Whilst the government have been pushing the island of Hainan as an international surf destination for the past couple of years, surfing is still very much in its infancy in the country, with Surfer Mag reporting back in 2012 that there were only ‘a few dozen’ native surfers amongst the entire population of 1.3 billion people.
Whilst this number has been gradually rising, especially since the country has hosted various WSL and ISA surf events, the ability level is still understandably quite low, with no Chinese surfer managing to make it past the third round in these comps.
“China is still in its first generation of surfers.” Explains Peter Townend. “The next World Games will be getting our feet wet. We’ll see how big the gap is and how much work is going to have to get done and get them in a position where they can qualify for the 2024 Olympics.”
“Most of the surfers in China don’t start surfing until they are 20,” he said. “The kids who are there in the Chinese surfing culture, they are all old.
“When they were growing up, you didn’t go to the beach unless you were a dropout or a loser — you went to school.
“The next stage will be the government saying ‘start them now’ when they are young, like they do in Australia and the US.”
The Chinese people, especially the women, don’t want to get tan; a tan denotes that one works outside
Whilst the government understands it will take time to get their competitors up to an international standard, it has got a very impressive track record when it comes to training up its Olympic athletes.

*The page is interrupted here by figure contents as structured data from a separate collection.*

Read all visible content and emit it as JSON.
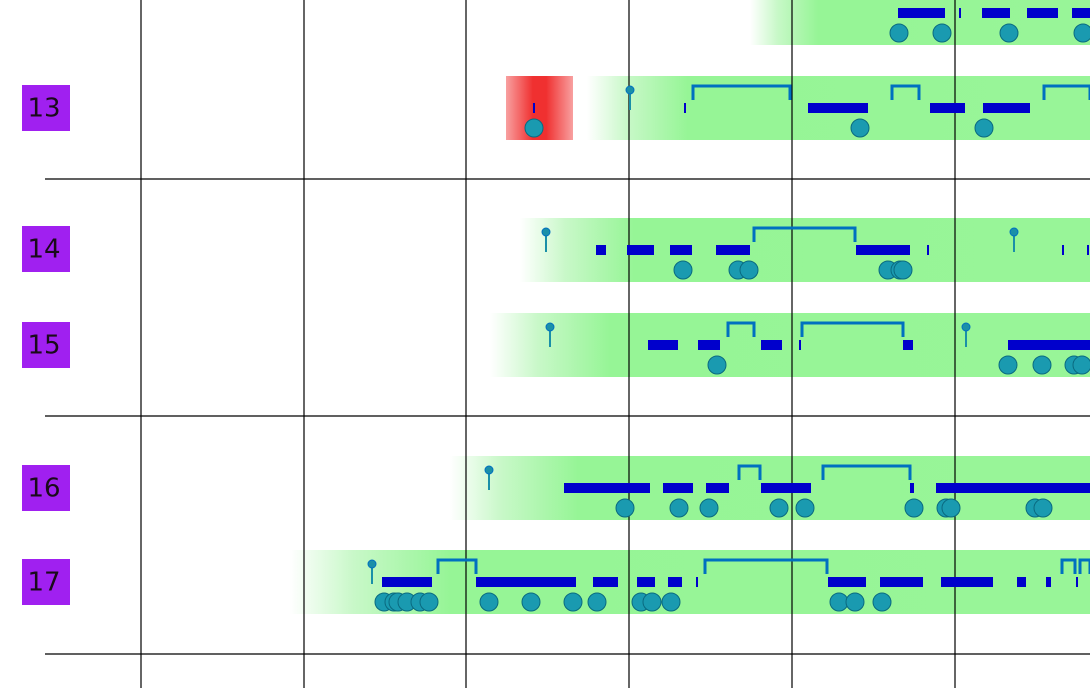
{
  "rows": [
    {
      "label": "13"
    },
    {
      "label": "14"
    },
    {
      "label": "15"
    },
    {
      "label": "16"
    },
    {
      "label": "17"
    }
  ]
}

“They know the formula. It’s a case of applying it to surfing culture. That will be the next step.
“Sooner or later they will be in contention. They’ve proven themselves through snowboarding — that took them eight years, to medal in snowboarding.”
However, whether it is possible to emulate this formula in surfing, particularly without a wave pool, remains to be seen. It seems to us that because of the uncertainty of the playing field, no amount of training, no matter how strict, can replace good old fashioned time in the drink.
Accordingly an explosion in the popularity of the sport at a grass roots level would be a more likely prerequisite to China emerging as a real force on the competitive scene and apparently such a boom could not be too far off:
“I definitely foresee a thriving surf culture in Hainan and the rest of China,” says American ex-pat and Hainan surf school owner Brendan Sheridan. “Modern China loves cool western imports, and you can’t get much cooler than surfing.”
However, there are still cultural obstacles standing in the way of a meteoric rise. “The Chinese people, especially the women, don’t want to get tan; a tan denotes that one works outside, which means they are a peasant. Many Chinese forgo outdoor activities in order to avoid making their skin darker. The other large cultural barrier is that China is not a very swim-savvy place. Even people who grow up on the coast rarely know how to swim well. People here are very apprehensive about getting into the ocean.” Sheridan elaborates.
“There are about 400 million people who live on the Chinese east coast — and there’s waves,” says PT, echoing Sheridan’s assertion that the potential is very much there.
For now, China seems a long way off establishing itself as a dominant force in competitive surfing, however by bringing in PT and setting their sights on 2024, the wheels are in motion. Who knows, we may look back at this point in their evolution and single it out as the beginning of what could became an era of total competitive dominance for the Chinese.